Une surveillance ou un accident vous a fait perdre ou oublier votre filtre à eau. Vous avez poussé fort pendant plus d’une journée maintenant sans eau. Vous avez des jours devant vous, et vous ne pouvez pas faire demi-tour et risquer ce que vous avez laissé derrière vous. Votre seule source est un étang si sombre que vous ne pouvez pas voir la lumière du soleil le percer.

Votre tête grésille de douleur à cause de la déshydratation, et les crampes vous ont assaillis tous les deux. Tu sais que c’est une mauvaise idée, mais le désespoir a le dernier mot. Tu sais que tu n’y arriveras pas un jour de plus sans eau. Lorsque vous plongez votre Nalgène dans le brouillard nuageux, vous contemplez sinistrement les maladies et les parasites qui attendent votre premier verre. Maintenant, vous devez courir contre le temps avant qu’ils n’incubent, ce qui vous rend malade, vous et votre partenaire.

Pas comme ça

Dire que l’engourdissement est la seule chose que l’on peut ressentir serait banal, et pas tout à fait exact, étant donné le raz-de-marée de chagrin qui est sur le point d’effacer votre âme se rassemble sur les horizons de votre psyché. Tu as été si prudent. Tu t’es entraîné. Tu t’es préparée. Tu as pris toutes les précautions pour que ça n’arrive pas.

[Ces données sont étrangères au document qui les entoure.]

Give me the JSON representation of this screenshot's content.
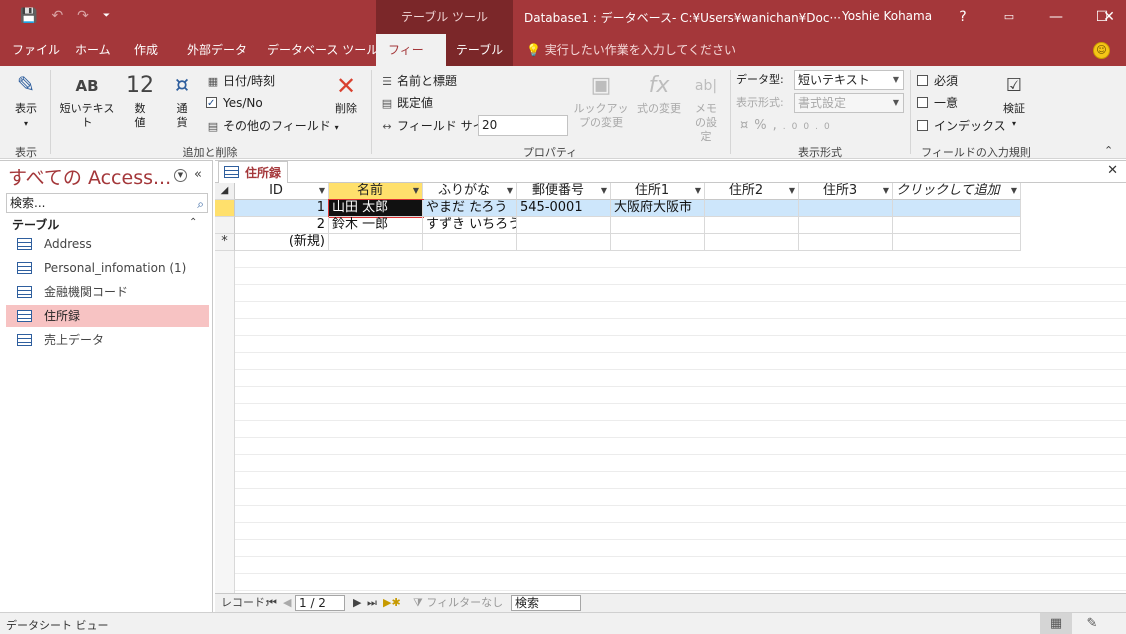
{
  "titlebar": {
    "context_tab_group": "テーブル ツール",
    "title": "Database1 : データベース- C:¥Users¥wanichan¥Doc···",
    "user": "Yoshie Kohama",
    "help": "?",
    "minimize": "—",
    "maximize": "☐",
    "close": "✕",
    "qat": {
      "save": "💾",
      "undo": "↶",
      "redo": "↷",
      "customize": "⏷"
    }
  },
  "tabs": [
    "ファイル",
    "ホーム",
    "作成",
    "外部データ",
    "データベース ツール",
    "フィールド",
    "テーブル"
  ],
  "tell_me": "実行したい作業を入力してください",
  "ribbon": {
    "groups": {
      "view": "表示",
      "add_delete": "追加と削除",
      "properties": "プロパティ",
      "formatting": "表示形式",
      "validation": "フィールドの入力規則"
    },
    "view_btn": "表示",
    "short_text_btn": {
      "icon": "AB",
      "label": "短いテキスト"
    },
    "number_btn": {
      "icon": "12",
      "label": "数値"
    },
    "currency_btn": {
      "label": "通貨"
    },
    "datetime_btn": "日付/時刻",
    "yesno_btn": "Yes/No",
    "more_fields_btn": "その他のフィールド",
    "delete_btn": "削除",
    "name_caption_btn": "名前と標題",
    "default_value_btn": "既定値",
    "field_size_label": "フィールド サイズ",
    "field_size_value": "20",
    "lookup_btn": "ルックアップの変更",
    "expression_btn": "式の変更",
    "memo_btn": "メモの設定",
    "data_type_label": "データ型:",
    "data_type_value": "短いテキスト",
    "format_label": "表示形式:",
    "format_value": "書式設定",
    "required_label": "必須",
    "unique_label": "一意",
    "indexed_label": "インデックス",
    "validation_btn": "検証"
  },
  "nav": {
    "title": "すべての Access...",
    "search_placeholder": "検索...",
    "group": "テーブル",
    "items": [
      "Address",
      "Personal_infomation (1)",
      "金融機関コード",
      "住所録",
      "売上データ"
    ],
    "selected_index": 3
  },
  "document": {
    "tab_label": "住所録",
    "columns": [
      "ID",
      "名前",
      "ふりがな",
      "郵便番号",
      "住所1",
      "住所2",
      "住所3",
      "クリックして追加"
    ],
    "rows": [
      [
        "1",
        "山田 太郎",
        "やまだ たろう",
        "545-0001",
        "大阪府大阪市",
        "",
        ""
      ],
      [
        "2",
        "鈴木 一郎",
        "すずき いちろう",
        "",
        "",
        "",
        ""
      ]
    ],
    "new_row_label": "(新規)",
    "new_row_marker": "*"
  },
  "record_nav": {
    "label": "レコード:",
    "position": "1 / 2",
    "filter": "フィルターなし",
    "search": "検索"
  },
  "status": {
    "text": "データシート ビュー"
  }
}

Et ils sont toujours allongés ici. Boisé et frais. Votre bien-aimé n’est qu’une victime de plus dans un nombre sans cesse croissant de morts, réduit à néant par le désastre. La dévastation et la mort sont tout ce qui vous entoure. Personne, pas même un étranger ne peut se permettre un seul regard. Déjà, vous sentez les fils du désespoir s’agripper à votre esprit. Où vas-tu aller ? Quel est l’intérêt ?

La fin

C’était peut-être la malchance. Ou une mauvaise décision. Tu as peut-être été stupide d’essayer. Peut-être que ton numéro est apparu comme toutes les autres victimes. Ça n’a plus d’importance maintenant. Vous vous soutenez contre un morceau de béton. Tes membres sont lourds. Vos poumons ont du mal à respirer.

Vous vous sentez fatigué. Pas tout à fait. Au-delà de la fatigue. Une fatigue qui va durer. Une plombée qui est définitive. Au moins maintenant, tu peux laisser tomber tout ça. Tu as couru la course. Tu as fait de ton mieux. Alors que l’obscurité s’approche, vous êtes pris d’un frisson qui vous fait penser à vos amis et à votre famille qui pourraient encore survivre. Serez-vous trouvé ? Personne ne saura ce qui s’est passé. Bientôt, vous ne serez plus qu’un cadavre, médité et volé par d’autres survivants.

Vous vous interrogez sur l’éternité avec votre dernière lie de conscience. Il y a un enfer ? Le Ciel existe-t-il vraiment ? Tu le sauras dans 15 secondes.

Conclusion

La survie après une catastrophe majeure sera difficile et pleine de dangers. Bien que vous puissiez en sortir indemne, l’après-guerre vous réserve bien des surprises.

Si vous pouvez maintenir votre avantage, rester vigilant et résister à la complaisance, vous empêchez le pire d’entre eux de vous arriver. Utilisez ces vignettes effrayantes comme motivation pour vous préparer à d’autres événements moins importants qui pourraient suivre dans le sillage d’un grand événement.